Brajesh Upadhyay of BBC News noted, "The personal-touch diplomacy with Mr Modi's trademark bear hugs was played to perfection. This rally has been called a win-win for both the leaders. For President Trump, it was a chance to court Indian-Americans for the 2020 presidential election race where Texas could emerge as a battleground state. For Mr Modi, a PR triumph and picture with the president of the United States may help him shrug off the criticism over his recent strong-arm polices at home."
Some also criticised the visit for lacking in substance and the Texas rally for resembling a Trump reelection campaign.
2021: Modi visited the United States for the Quad Summit in 2021. Besides the Quad meeting, he met Biden and Vice President Kamala Harris separately as well.

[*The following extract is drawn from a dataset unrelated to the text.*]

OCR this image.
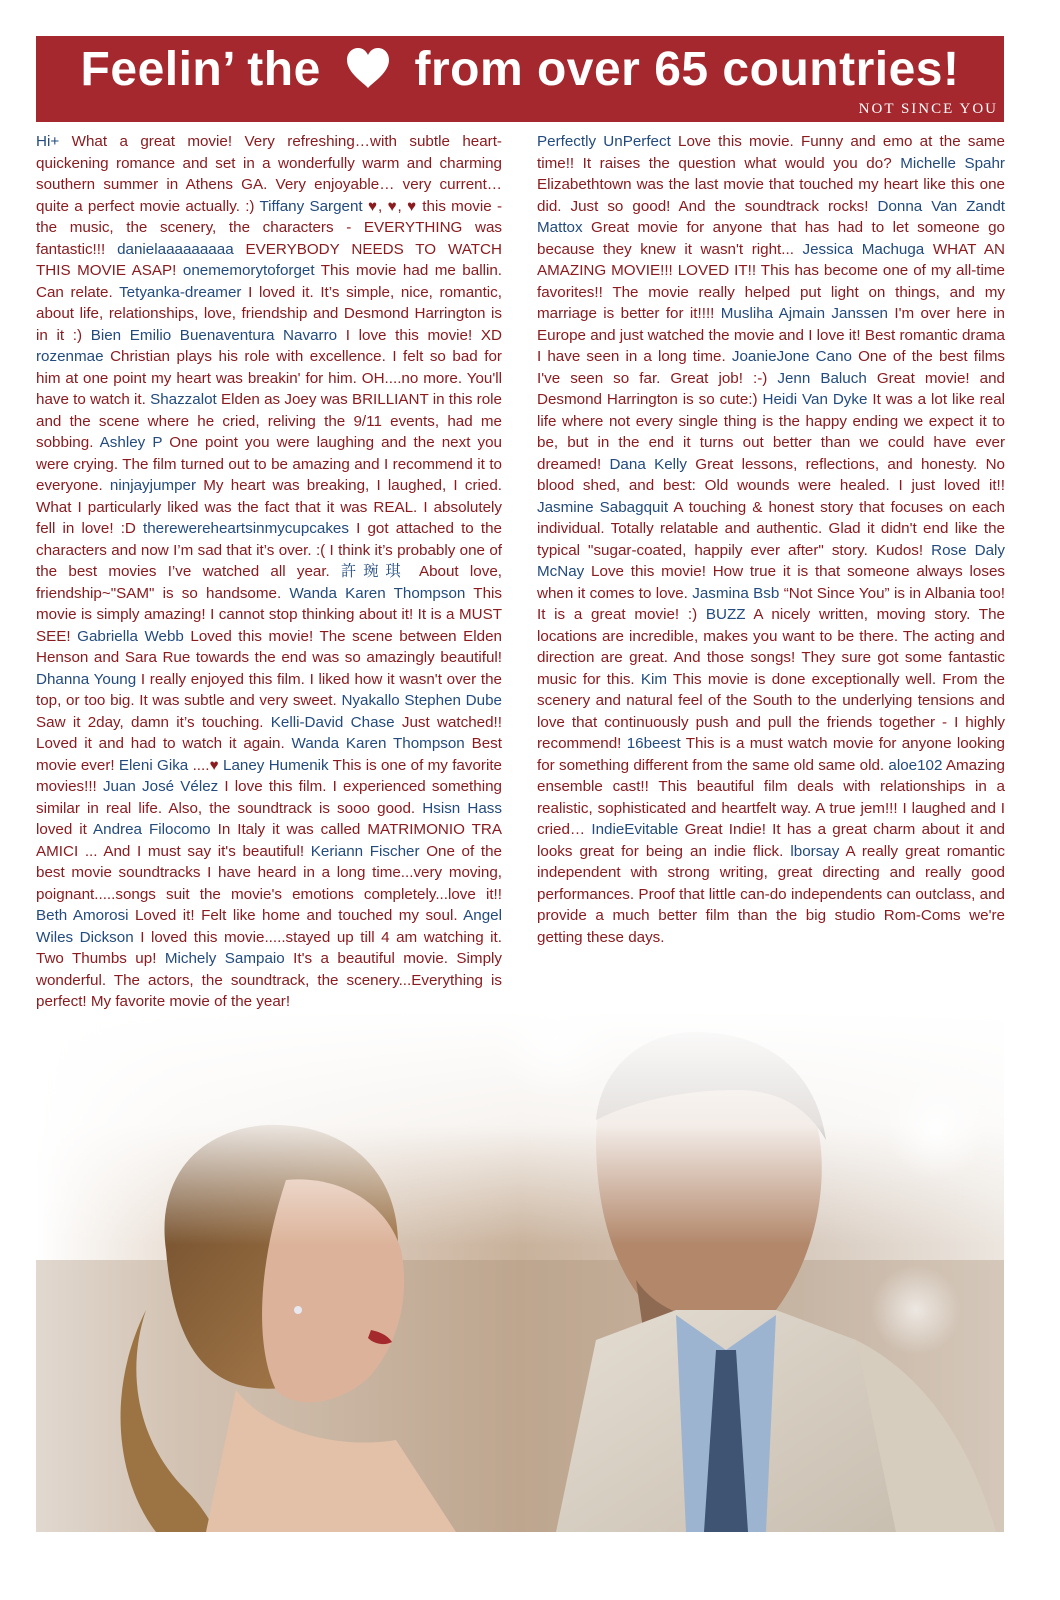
Feelin’ the from over 65 countries!
NOT SINCE YOU
Hi+ What a great movie! Very refreshing…with subtle heart-quickening romance and set in a wonderfully warm and charming southern summer in Athens GA. Very enjoyable… very current… quite a perfect movie actually. :) Tiffany Sargent ♥, ♥, ♥ this movie - the music, the scenery, the characters - EVERYTHING was fantastic!!! danielaaaaaaaaa EVERYBODY NEEDS TO WATCH THIS MOVIE ASAP! onememorytoforget This movie had me ballin. Can relate. Tetyanka-dreamer I loved it. It’s simple, nice, romantic, about life, relationships, love, friendship and Desmond Harrington is in it :) Bien Emilio Buenaventura Navarro I love this movie! XD rozenmae Christian plays his role with excellence. I felt so bad for him at one point my heart was breakin' for him. OH....no more. You'll have to watch it. Shazzalot Elden as Joey was BRILLIANT in this role and the scene where he cried, reliving the 9/11 events, had me sobbing. Ashley P One point you were laughing and the next you were crying. The film turned out to be amazing and I recommend it to everyone. ninjayjumper My heart was breaking, I laughed, I cried. What I particularly liked was the fact that it was REAL. I absolutely fell in love! :D therewereheartsinmycupcakes I got attached to the characters and now I’m sad that it’s over. :( I think it’s probably one of the best movies I’ve watched all year. 許琬琪 About love, friendship~"SAM" is so handsome. Wanda Karen Thompson This movie is simply amazing! I cannot stop thinking about it! It is a MUST SEE! Gabriella Webb Loved this movie! The scene between Elden Henson and Sara Rue towards the end was so amazingly beautiful! Dhanna Young I really enjoyed this film. I liked how it wasn't over the top, or too big. It was subtle and very sweet. Nyakallo Stephen Dube Saw it 2day, damn it’s touching. Kelli-David Chase Just watched!! Loved it and had to watch it again. Wanda Karen Thompson Best movie ever! Eleni Gika ....♥ Laney Humenik This is one of my favorite movies!!! Juan José Vélez I love this film. I experienced something similar in real life. Also, the soundtrack is sooo good. Hsisn Hass loved it Andrea Filocomo In Italy it was called MATRIMONIO TRA AMICI ... And I must say it's beautiful! Keriann Fischer One of the best movie soundtracks I have heard in a long time...very moving, poignant.....songs suit the movie's emotions completely...love it!! Beth Amorosi Loved it! Felt like home and touched my soul. Angel Wiles Dickson I loved this movie.....stayed up till 4 am watching it. Two Thumbs up! Michely Sampaio It's a beautiful movie. Simply wonderful. The actors, the soundtrack, the scenery...Everything is perfect! My favorite movie of the year!
Perfectly UnPerfect Love this movie. Funny and emo at the same time!! It raises the question what would you do? Michelle Spahr Elizabethtown was the last movie that touched my heart like this one did. Just so good! And the soundtrack rocks! Donna Van Zandt Mattox Great movie for anyone that has had to let someone go because they knew it wasn't right... Jessica Machuga WHAT AN AMAZING MOVIE!!! LOVED IT!! This has become one of my all-time favorites!! The movie really helped put light on things, and my marriage is better for it!!!! Musliha Ajmain Janssen I'm over here in Europe and just watched the movie and I love it! Best romantic drama I have seen in a long time. JoanieJone Cano One of the best films I've seen so far. Great job! :-) Jenn Baluch Great movie! and Desmond Harrington is so cute:) Heidi Van Dyke It was a lot like real life where not every single thing is the happy ending we expect it to be, but in the end it turns out better than we could have ever dreamed! Dana Kelly Great lessons, reflections, and honesty. No blood shed, and best: Old wounds were healed. I just loved it!! Jasmine Sabagquit A touching & honest story that focuses on each individual. Totally relatable and authentic. Glad it didn't end like the typical "sugar-coated, happily ever after" story. Kudos! Rose Daly McNay Love this movie! How true it is that someone always loses when it comes to love. Jasmina Bsb “Not Since You” is in Albania too! It is a great movie! :) BUZZ A nicely written, moving story. The locations are incredible, makes you want to be there. The acting and direction are great. And those songs! They sure got some fantastic music for this. Kim This movie is done exceptionally well. From the scenery and natural feel of the South to the underlying tensions and love that continuously push and pull the friends together - I highly recommend! 16beest This is a must watch movie for anyone looking for something different from the same old same old. aloe102 Amazing ensemble cast!! This beautiful film deals with relationships in a realistic, sophisticated and heartfelt way. A true jem!!! I laughed and I cried… IndieEvitable Great Indie! It has a great charm about it and looks great for being an indie flick. lborsay A really great romantic independent with strong writing, great directing and really good performances. Proof that little can-do independents can outclass, and provide a much better film than the big studio Rom-Coms we're getting these days.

The visit touched upon the issue of Covid-19 pandemic response, the Indo-Pacific strategy with China in the crosshairs, climate change, etc. The issues of regional security, critical technology, and cybersecurity were also discussed.
The highlight of the visit remained the Quad Summit. The Quad has emerged as a major grouping for the Indo-Pacific region. Leaders and officials have met with increasing frequency under the Quad framework and, though the leaders say it's not against anyone, the increasingly aggressive China and its muscle-flexing has further fuelled the convergence of Quad members.
"While its specific outcomes—agreements to cooperate on COVID-19 vaccines and bolster semiconductor supply chains, as well as to establish a student scholarship program—were relatively modest, the summit successfully laid the foundation to advance three strategic goals: countering China, aligning India, and revitalizing alliances," noted think tank Atlantic Council in an article.